Not sure what to do with those old shoes you don't want anymore? The ones piling up in your basement waiting for you to find them a new home?! We would love to take those off of your hands for you! Please click on Drop Off Locations to find a drop location near you. If there isn't one that's convenient for you, please email us and we will coordinate getting the shoes from you. Christy@shoesandhope.org
WHAT DO WE DO WITH THE SHOES?
Different shoes get different treatment. The majority of the shoes are sold and the money is used for programs and impact in the field. But some shoes get special treatment:
CLEATS & SPORT SHOES - These are sorted and stored while we continue to search for the right partnership. We have lots of baseball and soccer cleats as well as a few golf shoes, track shoes and dance shoes.
SLIPPERS - Slippers are pulled out and washed by the staff at the Community Living Wilson Center. The slippers are then donated to the Salvation Army Homeless Shelter.
DRESS/PROFESSIONAL SHOES - These shoes are donated to Connections to Success through their Dress for Success Midwest Program.
NEW SHOES - All new shoes are pulled out and sorted. Some are donated to kids in need through Bright Futures Lincoln County. Others are sold for $10 each and the funds again used for programs and impact in the field.
WHO BUYS THE SHOES?
We sell the shoes to an exporter who then sells to micro-enterprise businesses. This creates jobs (roadside stands) and income in Africa.
WHAT IS MICRO-ENTERPRISE?
Street vendors, carpenters, machine shop operators, seamstresses and peasant farmers---micro-entrepreneurs come in all types, and their businesses in many sizes. This diverse group requires a variety of support to grow and improve. Many of these men and women and their employees are poor and have limited access to services. But they do not lack potential. More than 80 percent of the businesses in Latin America and the Caribbean have 10 employees or less, and they account for as much as half of all employment in many countries. Numbered at some 50 million, these micro-enterprises can no longer be considered marginal. They are the heart of the region's economy.
Micro-enterprises contribute significantly to economic growth, social stability and equity. The sector is one of the most important vehicles through which low-income people can escape poverty. With limited skills and education to compete for formal sector jobs, these men and women find economic opportunities in micro-enterprise as business owners and employees.
In Chile, for example, a Banco del Desarrollo evaluation found that 88 percent of the bank's micro-enterprise clients, who represent the poorest groups, improved their standard of living after receiving a loan.
ECONOMIC OPPORTUNITIES FOR WOMEN
Women-owned businesses make up one of the fastest growing segments of micro-enterprise. In Latin America and the Caribbean, women own and operate 30-60 percent of such companies. The work women do outside the home is usually in addition to the care they provide for their families, which limits their business opportunities.
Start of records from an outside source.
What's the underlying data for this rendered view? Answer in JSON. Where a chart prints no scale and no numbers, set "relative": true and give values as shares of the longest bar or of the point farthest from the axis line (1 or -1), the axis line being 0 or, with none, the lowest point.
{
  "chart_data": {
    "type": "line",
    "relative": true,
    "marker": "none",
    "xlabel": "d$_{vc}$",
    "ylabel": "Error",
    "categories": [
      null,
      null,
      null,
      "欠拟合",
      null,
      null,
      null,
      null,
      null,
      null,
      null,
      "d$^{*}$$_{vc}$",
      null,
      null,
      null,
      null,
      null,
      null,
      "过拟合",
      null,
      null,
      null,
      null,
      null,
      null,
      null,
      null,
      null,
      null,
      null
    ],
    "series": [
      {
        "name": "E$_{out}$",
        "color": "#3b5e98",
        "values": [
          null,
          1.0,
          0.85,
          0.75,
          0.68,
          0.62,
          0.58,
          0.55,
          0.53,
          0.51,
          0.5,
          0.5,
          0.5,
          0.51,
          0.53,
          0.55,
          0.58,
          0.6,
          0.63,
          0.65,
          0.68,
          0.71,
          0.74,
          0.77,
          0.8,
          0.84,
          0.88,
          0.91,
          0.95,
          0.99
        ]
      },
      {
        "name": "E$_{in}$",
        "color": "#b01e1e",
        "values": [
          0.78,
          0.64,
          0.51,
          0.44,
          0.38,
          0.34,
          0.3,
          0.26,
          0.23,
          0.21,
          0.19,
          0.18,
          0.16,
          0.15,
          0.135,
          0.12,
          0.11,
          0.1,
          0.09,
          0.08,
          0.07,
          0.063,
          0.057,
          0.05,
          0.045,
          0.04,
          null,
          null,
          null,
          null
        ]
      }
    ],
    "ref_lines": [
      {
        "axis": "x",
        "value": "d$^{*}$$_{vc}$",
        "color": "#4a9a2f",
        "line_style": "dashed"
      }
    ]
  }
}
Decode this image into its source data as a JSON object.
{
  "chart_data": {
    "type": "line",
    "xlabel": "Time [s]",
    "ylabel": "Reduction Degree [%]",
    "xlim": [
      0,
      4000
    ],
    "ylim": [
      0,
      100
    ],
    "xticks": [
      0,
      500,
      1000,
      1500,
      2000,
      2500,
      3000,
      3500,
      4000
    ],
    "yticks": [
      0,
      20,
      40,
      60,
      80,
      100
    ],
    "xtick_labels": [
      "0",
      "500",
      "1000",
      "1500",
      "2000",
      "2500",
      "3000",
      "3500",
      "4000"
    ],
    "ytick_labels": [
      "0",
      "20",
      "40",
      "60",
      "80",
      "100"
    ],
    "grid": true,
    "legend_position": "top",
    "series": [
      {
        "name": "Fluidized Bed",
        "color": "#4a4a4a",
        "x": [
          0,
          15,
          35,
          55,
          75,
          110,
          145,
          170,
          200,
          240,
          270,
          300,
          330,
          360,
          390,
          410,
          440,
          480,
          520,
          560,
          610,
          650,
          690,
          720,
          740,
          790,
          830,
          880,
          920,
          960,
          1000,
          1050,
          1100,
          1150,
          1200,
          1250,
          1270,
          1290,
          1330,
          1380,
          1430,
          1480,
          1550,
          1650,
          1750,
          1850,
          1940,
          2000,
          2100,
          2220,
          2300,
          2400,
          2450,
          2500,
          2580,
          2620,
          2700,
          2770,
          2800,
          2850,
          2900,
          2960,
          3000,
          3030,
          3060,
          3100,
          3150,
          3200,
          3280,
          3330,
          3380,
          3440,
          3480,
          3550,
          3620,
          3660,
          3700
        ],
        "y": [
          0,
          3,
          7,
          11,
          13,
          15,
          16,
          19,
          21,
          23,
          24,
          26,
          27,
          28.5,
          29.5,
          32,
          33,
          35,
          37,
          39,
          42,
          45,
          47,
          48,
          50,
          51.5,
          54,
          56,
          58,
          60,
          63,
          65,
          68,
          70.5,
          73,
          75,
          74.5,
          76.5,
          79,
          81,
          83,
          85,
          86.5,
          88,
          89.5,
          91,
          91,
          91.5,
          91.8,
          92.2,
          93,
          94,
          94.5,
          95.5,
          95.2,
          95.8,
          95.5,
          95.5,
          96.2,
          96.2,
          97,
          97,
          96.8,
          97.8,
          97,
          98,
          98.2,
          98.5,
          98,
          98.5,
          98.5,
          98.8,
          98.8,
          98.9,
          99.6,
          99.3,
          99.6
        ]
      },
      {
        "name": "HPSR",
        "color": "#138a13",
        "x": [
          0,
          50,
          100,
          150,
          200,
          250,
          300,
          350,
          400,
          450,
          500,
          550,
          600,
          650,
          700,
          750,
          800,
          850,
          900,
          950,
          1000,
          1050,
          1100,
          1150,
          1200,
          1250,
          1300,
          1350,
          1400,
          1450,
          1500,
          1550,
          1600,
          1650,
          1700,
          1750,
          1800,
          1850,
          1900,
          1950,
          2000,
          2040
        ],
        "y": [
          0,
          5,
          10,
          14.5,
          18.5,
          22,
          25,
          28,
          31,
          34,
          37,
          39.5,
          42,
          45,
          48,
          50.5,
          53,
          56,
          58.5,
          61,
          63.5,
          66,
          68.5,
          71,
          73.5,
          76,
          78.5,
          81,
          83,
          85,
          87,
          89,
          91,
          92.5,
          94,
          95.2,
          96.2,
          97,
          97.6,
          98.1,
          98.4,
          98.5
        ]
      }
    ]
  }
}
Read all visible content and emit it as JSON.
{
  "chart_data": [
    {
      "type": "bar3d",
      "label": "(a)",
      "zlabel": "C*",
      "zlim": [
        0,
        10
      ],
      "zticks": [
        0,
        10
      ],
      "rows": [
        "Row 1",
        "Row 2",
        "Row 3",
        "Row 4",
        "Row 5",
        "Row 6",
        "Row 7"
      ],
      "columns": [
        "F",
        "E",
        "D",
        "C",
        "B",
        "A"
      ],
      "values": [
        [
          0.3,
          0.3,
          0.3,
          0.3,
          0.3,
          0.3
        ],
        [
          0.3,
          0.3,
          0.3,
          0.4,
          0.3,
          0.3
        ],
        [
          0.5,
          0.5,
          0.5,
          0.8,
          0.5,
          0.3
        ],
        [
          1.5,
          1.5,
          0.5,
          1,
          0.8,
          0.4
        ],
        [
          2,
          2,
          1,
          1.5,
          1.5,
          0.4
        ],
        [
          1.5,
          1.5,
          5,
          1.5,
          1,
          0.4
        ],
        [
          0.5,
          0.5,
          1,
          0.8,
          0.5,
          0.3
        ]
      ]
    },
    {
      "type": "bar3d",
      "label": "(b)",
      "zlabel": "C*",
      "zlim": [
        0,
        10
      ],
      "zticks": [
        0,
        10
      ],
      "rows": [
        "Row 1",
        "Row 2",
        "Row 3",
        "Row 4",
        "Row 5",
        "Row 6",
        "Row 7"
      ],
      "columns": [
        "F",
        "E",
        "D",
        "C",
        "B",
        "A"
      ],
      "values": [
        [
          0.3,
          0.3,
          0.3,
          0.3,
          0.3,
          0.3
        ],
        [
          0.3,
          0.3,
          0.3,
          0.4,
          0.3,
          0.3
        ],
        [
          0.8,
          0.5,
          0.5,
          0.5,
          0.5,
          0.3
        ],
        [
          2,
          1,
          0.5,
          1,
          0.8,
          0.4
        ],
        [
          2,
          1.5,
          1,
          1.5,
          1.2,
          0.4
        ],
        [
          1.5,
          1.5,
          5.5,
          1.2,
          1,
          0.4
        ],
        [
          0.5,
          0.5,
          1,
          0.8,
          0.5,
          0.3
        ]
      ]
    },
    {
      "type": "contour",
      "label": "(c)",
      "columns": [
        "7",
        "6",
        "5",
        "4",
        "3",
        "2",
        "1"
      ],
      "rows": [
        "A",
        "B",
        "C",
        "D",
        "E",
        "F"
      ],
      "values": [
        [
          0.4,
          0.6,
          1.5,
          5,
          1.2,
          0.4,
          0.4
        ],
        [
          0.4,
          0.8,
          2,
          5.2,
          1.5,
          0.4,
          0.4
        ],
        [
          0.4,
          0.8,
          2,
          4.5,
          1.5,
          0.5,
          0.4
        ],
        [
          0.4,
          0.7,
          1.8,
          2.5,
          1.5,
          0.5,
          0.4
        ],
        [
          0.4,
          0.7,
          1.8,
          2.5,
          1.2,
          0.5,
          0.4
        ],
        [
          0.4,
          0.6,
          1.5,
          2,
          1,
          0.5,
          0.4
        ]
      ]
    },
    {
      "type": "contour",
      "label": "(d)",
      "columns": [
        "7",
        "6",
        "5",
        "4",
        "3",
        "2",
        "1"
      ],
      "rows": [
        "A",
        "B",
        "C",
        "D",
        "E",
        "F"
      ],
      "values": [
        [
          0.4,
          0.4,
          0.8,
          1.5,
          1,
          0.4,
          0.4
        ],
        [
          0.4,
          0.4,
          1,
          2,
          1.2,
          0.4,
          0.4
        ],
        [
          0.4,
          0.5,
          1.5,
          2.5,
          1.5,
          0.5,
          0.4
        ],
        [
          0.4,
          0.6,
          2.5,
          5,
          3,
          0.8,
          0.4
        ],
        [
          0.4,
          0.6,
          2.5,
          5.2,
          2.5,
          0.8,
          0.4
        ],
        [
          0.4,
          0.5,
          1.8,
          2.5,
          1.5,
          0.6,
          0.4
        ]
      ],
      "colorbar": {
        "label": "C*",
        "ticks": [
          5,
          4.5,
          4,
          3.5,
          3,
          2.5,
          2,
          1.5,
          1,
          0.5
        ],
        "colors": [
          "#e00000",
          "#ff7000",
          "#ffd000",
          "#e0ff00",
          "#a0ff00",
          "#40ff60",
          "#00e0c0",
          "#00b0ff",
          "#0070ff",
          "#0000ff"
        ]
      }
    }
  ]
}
Moreover, they often face even greater obstacles than their male counterparts in getting credit from formal sources.
Increased income in the hands of women is invested in health, education and housing for their families. As micro-entrepreneurs, women not only make a huge contribution to national income, but they also create reliable social safety nets for their families and communities.
WHAT INHIBITS MICRO-ENTERPRISE GROWTH?
Official policies often make business difficult for micro-entrepreneurs. Improved business regulations, tax regimes, licensing requirements, financial sector reform and bank supervision will promote better conditions for micro-enterprise development.
Less than five percent of Latin American micro-entrepreneurs have access to formal financial services. Deposit services are rarely geared to these business people, especially in rural areas. The small loans micro-entrepreneurs usually need generally are less attractive to traditional formal financial institutions because of their high transaction costs.
Micro-entrepreneurs also lack access to services such as marketing, training in basic business skills, and technology transfer.